On 2019/7/11 下午5:49, Liu, Yong wrote:
-----Original Message-----
From: Jason Wang [mailto:jasow...@redhat.com]
Sent: Thursday, July 11, 2019 12:11 PM
To: Liu, Yong <yong....@intel.com>; Bie, Tiwei <tiwei....@intel.com>;
maxime.coque...@redhat.com; dev@dpdk.org
Subject: Re: [dpdk-dev] [RFC PATCH 02/13] add vhost packed ring fast enqueue
function
On 2019/7/10 下午3:30, Liu, Yong wrote:
-----Original Message-----
From: Jason Wang [mailto:jasow...@redhat.com]
Sent: Wednesday, July 10, 2019 12:28 PM
To: Liu, Yong <yong....@intel.com>; Bie, Tiwei <tiwei....@intel.com>;
maxime.coque...@redhat.com; dev@dpdk.org
Subject: Re: [dpdk-dev] [RFC PATCH 02/13] add vhost packed ring fast
enqueue
function
On 2019/7/9 上午1:13, Marvin Liu wrote:
In fast enqueue function, will first check whether descriptors are
cache aligned. Fast enqueue function will check prerequisites in the
beginning.
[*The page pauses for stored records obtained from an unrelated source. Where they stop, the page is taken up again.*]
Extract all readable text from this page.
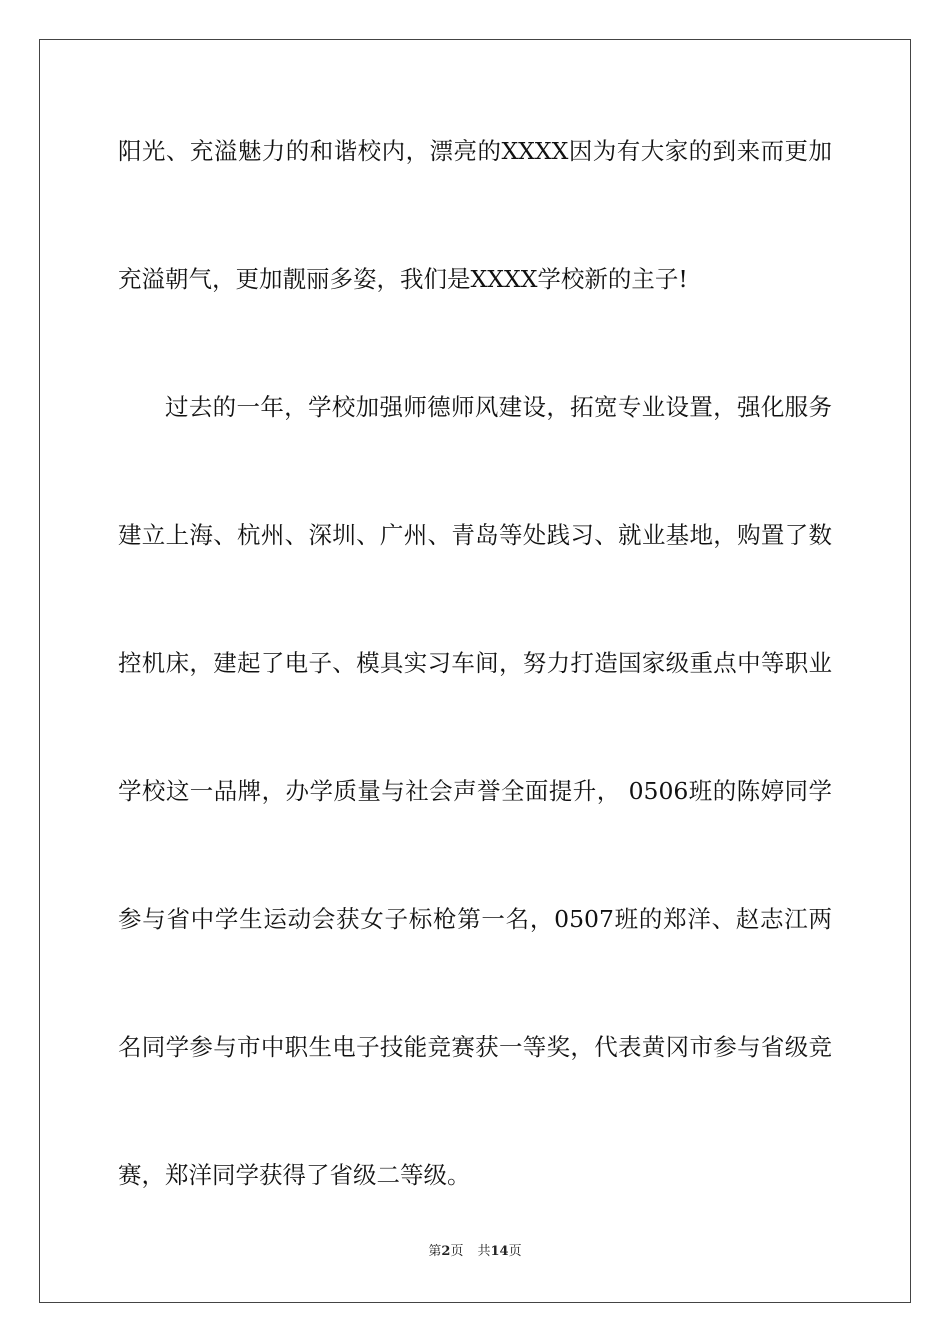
阳光、充溢魅力的和谐校内，漂亮的XXXX因为有大家的到来而更加
充溢朝气，更加靓丽多姿，我们是XXXX学校新的主子!
过去的一年，学校加强师德师风建设，拓宽专业设置，强化服务
建立上海、杭州、深圳、广州、青岛等处践习、就业基地，购置了数
控机床，建起了电子、模具实习车间，努力打造国家级重点中等职业
学校这一品牌，办学质量与社会声誉全面提升， 0506班的陈婷同学
参与省中学生运动会获女子标枪第一名，0507班的郑洋、赵志江两
名同学参与市中职生电子技能竞赛获一等奖，代表黄冈市参与省级竞
赛，郑洋同学获得了省级二等级。
第2页 共14页
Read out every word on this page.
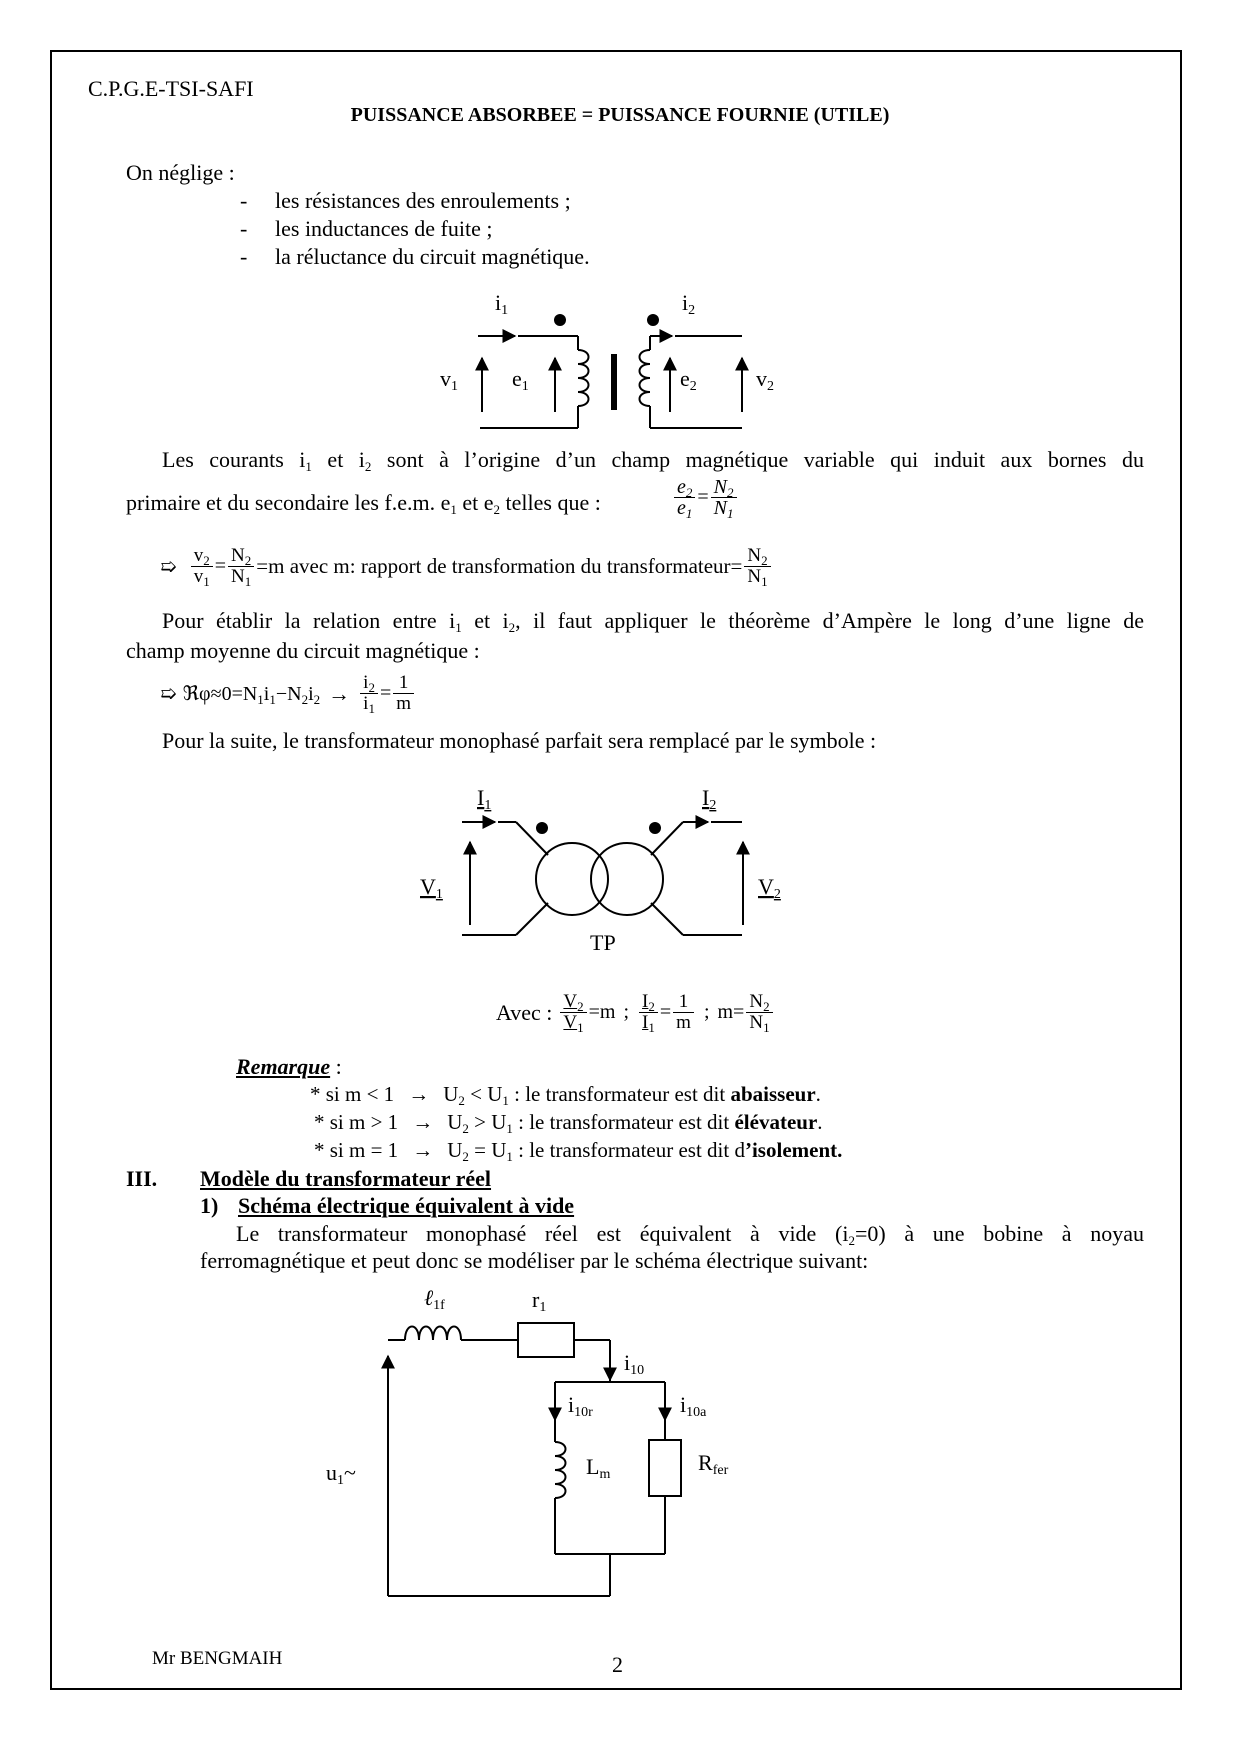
C.P.G.E-TSI-SAFI
PUISSANCE ABSORBEE = PUISSANCE FOURNIE (UTILE)
On néglige :
- les résistances des enroulements ;
- les inductances de fuite ;
- la réluctance du circuit magnétique.
i1	i2
v1 e1	e2	v2
Les courants $i_1$ et $i_2$ sont à l’origine d’un champ magnétique variable qui induit aux bornes du
primaire et du secondaire les f.e.m. $e_1$ et $e_2$ telles que :	$\frac{e_2}{e_1} = \frac{N_2}{N_1}$
➯ $\frac{v_2}{v_1} = \frac{N_2}{N_1} =m$ avec m: rapport de transformation du transformateur= $\frac{N_2}{N_1}$
Pour établir la relation entre $i_1$ et $i_2$, il faut appliquer le théorème d’Ampère le long d’une ligne de
champ moyenne du circuit magnétique :
➯ $ℜ\varphi\approx 0=N_1i_1-N_2i_2 \to \frac{i_2}{i_1} = \frac{1}{m}$
Pour la suite, le transformateur monophasé parfait sera remplacé par le symbole :
I1	I2
V1	V2
TP
Avec : $\frac{V_2}{V_1} =m$ ; $\frac{I_2}{I_1} = \frac{1}{m}$ ; $m= \frac{N_2}{N_1}$
Remarque :
* si $m < 1 \to U_2 < U_1$ : le transformateur est dit abaisseur.
* si $m > 1 \to U_2 > U_1$ : le transformateur est dit élévateur.
* si $m = 1 \to U_2 = U_1$ : le transformateur est dit d’isolement.
III. Modèle du transformateur réel
1) Schéma électrique équivalent à vide
Le transformateur monophasé réel est équivalent à vide $(i_2=0)$ à une bobine à noyau
ferromagnétique et peut donc se modéliser par le schéma électrique suivant:
ℓ1f	r1
i10
i10r	i10a
u1~	Lm	Rfer
Mr BENGMAIH	2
Fast enqueue function do not support chained mbufs, normal
function will handle that.
Signed-off-by: Marvin Liu <yong....@intel.com>
Any reason for not letting compiler to unroll the loops?
Hi Jason,
I'm not sure about how much compiler can help on unrolling loops as it
can't know how much loops will create in one call.
After force not using unroll-loop optimization by "-fno-unroll-loops",
virtio_dev_rx_packed function size remained the same.
So look like gcc unroll-loop optimization do not help here.
I meant something like "pragma GCC unroll N" just before the loop you
want unrolled.
Thanks
Hi Jason,
Just tired with gcc8.3.0 and master code, only 0.1Mpps performance gain with
"#pragma GCC unroll".
I think this compiler pragma is not helpful in the big loop which contained so
much functions.
Thanks,
Marvin
Yes, it probably need some trick e.g break the big loop into small ones.
What I want do here is unroll the loop based on
PACKED_DESC_PER_CACHELINE instead of a hard-coded 4.
Thanks
And fast enqueue function not only did unroll loop, it also checked cache
alignment which can help performance in another side.
Regards,
Marvin
Thanks